Imagine never asking. Imagine why:
so sure you wouldn't dare, or couldn't care
less. I wonder if the dog's guileless brown eyes
can lie, if the perfect canine lack of abstractions
might not be a bit like the picture books
she "read" as a child, before her parents' lips
shaped the daily miracle of speech
and kisses, and the words were not lead
and weighed only air, and did not mean
so meanly. "Do you love me?" she says
and says, until the dog, sensing perhaps
its own awful speechlessness, tries to bolt,
but she holds it by the collar and will not
let go, until, having come closer,
I hear the rest of it. I hear it all.
She's got the dog's furry jowls in her hands,
she's speaking precisely
into its laid-back, quivering ears:
"Say it," she hisses, "say it to me."
It was on this day in 1868 that the typewriter was patented, by Christopher Sholes in Milwaukee, Wisconsin. In 1873, he sold the patent to the Remington Arms Co., a famous gun maker, for $12,000. There had been typewriters before, but they weren't very practical — it took longer to type a letter than to write it by hand. The first commercial typewriter based on Sholes' design went on the market in 1874.
There are a handful of contemporary authors who prefer using a typewriter during their writing process. John Updike used his 76-year-old black lacquered Olivetti MP1 until he died. David Sedaris took his typewriter with him everywhere until surrendering a few years ago to the inconvenience of trying to get it through the airport. Larry McMurtry honored his Swiss Hermes 3000 typewriter in his acceptance speech for Best Screenplay at the Golden Globes in 2006, calling it "a noble instrument of European genius." Paul Auster wrote an homage to his manual Olympia called The Story of My Typewriter (2002).

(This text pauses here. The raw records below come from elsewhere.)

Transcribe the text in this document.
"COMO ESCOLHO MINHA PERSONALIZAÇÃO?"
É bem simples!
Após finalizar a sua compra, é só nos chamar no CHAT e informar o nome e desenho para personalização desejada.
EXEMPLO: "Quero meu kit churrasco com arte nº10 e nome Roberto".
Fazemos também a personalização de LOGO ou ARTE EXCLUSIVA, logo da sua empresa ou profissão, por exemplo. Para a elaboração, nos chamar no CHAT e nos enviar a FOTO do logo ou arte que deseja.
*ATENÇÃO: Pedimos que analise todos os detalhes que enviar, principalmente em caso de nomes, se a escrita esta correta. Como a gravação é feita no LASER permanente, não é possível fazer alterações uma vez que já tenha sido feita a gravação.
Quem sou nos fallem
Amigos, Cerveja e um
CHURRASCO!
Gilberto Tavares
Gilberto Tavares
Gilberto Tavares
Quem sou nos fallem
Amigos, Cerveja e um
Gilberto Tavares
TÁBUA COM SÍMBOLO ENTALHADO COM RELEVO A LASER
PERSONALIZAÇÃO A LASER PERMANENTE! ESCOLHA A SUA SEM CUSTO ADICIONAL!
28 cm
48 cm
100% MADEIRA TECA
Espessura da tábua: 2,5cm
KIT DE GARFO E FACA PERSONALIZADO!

It's the birthday of the Russian poet Anna Akhmatova (books by this author), born in a suburb of Odessa in 1889. She was a beautiful, fashionable, 22-year-old woman when she published her first collection of poetry in 1912. The book was filled with love poems inspired by her affair with the then-unknown Italian painter Amedeo Modigliani, and no Russian woman had ever written so frankly about love. Akhmatova became a celebrity overnight.
But within a few years, life in Russia became much more complicated, and Akhmatova had a lot more to write about than love affairs. In her poem "In Memoriam July 19, 1914" — about the start of World War I — she wrote, "We grew a hundred years older in a single hour." After the Bolshevik Revolution, most writers and intellectuals tried to flee the country, but Akhmatova and her husband decided to stay. Her husband was shot in 1921 for allegedly participating in an anti-Bolshevik plot, and the following year, the government informed Akhmatova that she would no longer be able to publish her poetry.
She began working on translations and more or less stopped writing her own poems.
Then Akhmatova's son was arrested by the government. For 17 months, she went to the prison in Leningrad every day to try to get news about her son's well-being. There were crowds of other women there, doing the same thing, and one day a woman recognized Akhmatova as the formerly famous poet. Akhmatova later described the incident, writing, "A woman with bluish lips standing behind me … woke up from the stupor to which everyone had succumbed and whispered in my ear, 'Can you describe this?'"
That woman's question helped inspire Akhmatova to begin writing her 10-poem cycle "Requiem," which many Russians consider the greatest piece of literature written about Stalinist Russia.